New insolvency measures to prevent companies unable to meet debts due to the impact of coronavirus from going out of business have been announced.
The Business Secretary has said he will make changes to allow companies undergoing a rescue or restructure process to continue trading, giving them “breathing space” that could help them avoid insolvency.
It will include enabling companies to continue buying much-needed supplies, such as energy, raw materials or broadband, while attempting a rescue.
And it also involves temporarily suspending wrongful trading provisions retrospectively from March 1 2020 for three months for company directors, so they can keep their businesses going without the threat of personal liability.
Business Secretary Alok Sharma said the measures would, “reduce the burden on business, giving bosses much-needed breathing space to keep their workers employed and their companies going.”
Mr Sharma also announced that the government would introduce legislation to ensure those companies required by law to hold Annual General Meetings (AGMs) will be able to do so safely, consistent with the restrictions on movement and gatherings introduced to address the spread of coronavirus.
Companies will temporarily be extended greater flexibilities, including holding AGMs online or postponing the meetings.
This measure follows an announcement that companies would automatically and immediately be granted a three-month extension to the filing of their accounts following a fast-track online process.
More than 10,000 businesses have already successfully applied for the extension.
The government previously consulted on changes to the corporate insolvency regime and announced plans to introduce new insolvency restructuring procedures in August 2018. The new legislation will implement these plans.

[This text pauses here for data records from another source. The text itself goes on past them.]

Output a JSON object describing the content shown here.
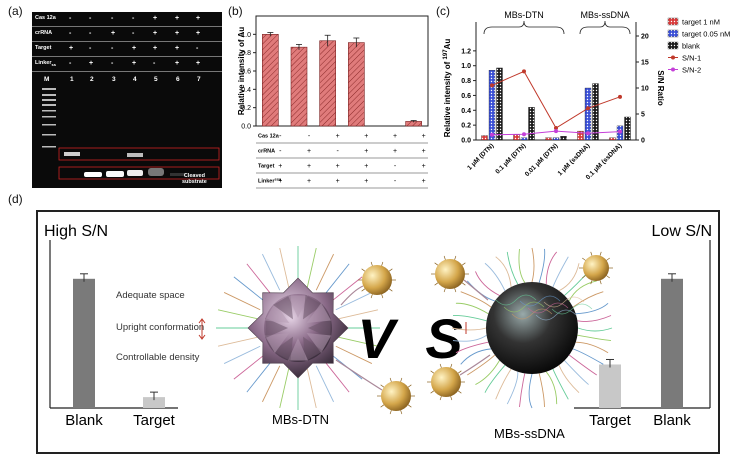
{
  "panel_labels": {
    "a": "(a)",
    "b": "(b)",
    "c": "(c)",
    "d": "(d)"
  },
  "panel_a": {
    "row_labels": [
      "Cas 12a",
      "crRNA",
      "Target",
      "Linker"
    ],
    "linker_sub": "ss",
    "rows": [
      [
        "-",
        "-",
        "-",
        "-",
        "+",
        "+",
        "+"
      ],
      [
        "-",
        "-",
        "+",
        "-",
        "+",
        "+",
        "+"
      ],
      [
        "+",
        "-",
        "-",
        "+",
        "+",
        "+",
        "-"
      ],
      [
        "-",
        "+",
        "-",
        "+",
        "-",
        "+",
        "+"
      ]
    ],
    "lane_labels": [
      "M",
      "1",
      "2",
      "3",
      "4",
      "5",
      "6",
      "7"
    ],
    "cleaved_text": [
      "Cleaved",
      "substrate"
    ]
  },
  "panel_b": {
    "ylabel": "Relative intensity of Au",
    "yticks": [
      "0.0",
      "0.2",
      "0.4",
      "0.6",
      "0.8",
      "1.0"
    ],
    "values": [
      1.0,
      0.86,
      0.93,
      0.91,
      0.0,
      0.05
    ],
    "errors": [
      0.02,
      0.03,
      0.06,
      0.05,
      0.0,
      0.01
    ],
    "bar_color": "#e07b7b",
    "table_rows": [
      "Cas 12a",
      "crRNA",
      "Target",
      "Linker"
    ],
    "linker_sup": "ssa",
    "table": [
      [
        "-",
        "-",
        "+",
        "+",
        "+",
        "+"
      ],
      [
        "-",
        "+",
        "-",
        "+",
        "+",
        "+"
      ],
      [
        "+",
        "+",
        "+",
        "+",
        "-",
        "+"
      ],
      [
        "+",
        "+",
        "+",
        "+",
        "-",
        "+"
      ]
    ]
  },
  "chart_data": {
    "type": "bar",
    "title": "",
    "group_labels": [
      "MBs-DTN",
      "MBs-ssDNA"
    ],
    "categories": [
      "1 μM (DTN)",
      "0.1 μM (DTN)",
      "0.01 μM (DTN)",
      "1 μM (ssDNA)",
      "0.1 μM (ssDNA)"
    ],
    "ylabel_prefix": "Relative intensity of ",
    "ylabel_sup": "197",
    "ylabel_suffix": "Au",
    "y2label": "S/N Ratio",
    "ylim": [
      0,
      1.4
    ],
    "y2lim": [
      0,
      20
    ],
    "yticks": [
      "0.0",
      "0.2",
      "0.4",
      "0.6",
      "0.8",
      "1.0",
      "1.2"
    ],
    "y2ticks": [
      "0",
      "5",
      "10",
      "15",
      "20"
    ],
    "series": [
      {
        "name": "target 1 nM",
        "values": [
          0.06,
          0.07,
          0.03,
          0.12,
          0.03
        ],
        "color": "#d93b3b"
      },
      {
        "name": "target 0.05 nM",
        "values": [
          0.94,
          0.03,
          0.03,
          0.7,
          0.19
        ],
        "color": "#3a4fd6"
      },
      {
        "name": "blank",
        "values": [
          0.97,
          0.44,
          0.05,
          0.76,
          0.31
        ],
        "color": "#1a1a1a"
      }
    ],
    "lines": [
      {
        "name": "S/N-1",
        "values": [
          10.5,
          13.2,
          2.3,
          6.1,
          8.3
        ],
        "color": "#c0392b"
      },
      {
        "name": "S/N-2",
        "values": [
          1.0,
          1.1,
          1.7,
          1.3,
          1.6
        ],
        "color": "#c440d8"
      }
    ]
  },
  "panel_d": {
    "left_title": "High S/N",
    "right_title": "Low S/N",
    "left_bars": [
      {
        "label": "Blank",
        "value": 0.95,
        "color": "#7a7a7a"
      },
      {
        "label": "Target",
        "value": 0.08,
        "color": "#c8c8c8"
      }
    ],
    "right_bars": [
      {
        "label": "Target",
        "value": 0.32,
        "color": "#c8c8c8"
      },
      {
        "label": "Blank",
        "value": 0.95,
        "color": "#7a7a7a"
      }
    ],
    "features": [
      "Adequate space",
      "Upright conformation",
      "Controllable density"
    ],
    "vs_v": "V",
    "vs_s": "S",
    "left_caption": "MBs-DTN",
    "right_caption": "MBs-ssDNA"
  }
}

Current insolvency rules stipulate that directors of limited liability companies can become personally liable for business debts if they continue to trade when uncertain about whether their businesses can continue to meet their debts.
Relaxation of these wrongful trading rules will reassure directors that the difficult decisions they have to make about the future viability of their business will not have to be unduly influenced by the exceptional circumstances which are entirely beyond their control.
Matthew Fell, chief UK policy director at the Confederation of British Industry, said: “The temporary suspension of wrongful trading provisions, along with other measures, will give much needed headroom for company directors to enable otherwise viable businesses to use the government’s support package and weather this crisis.”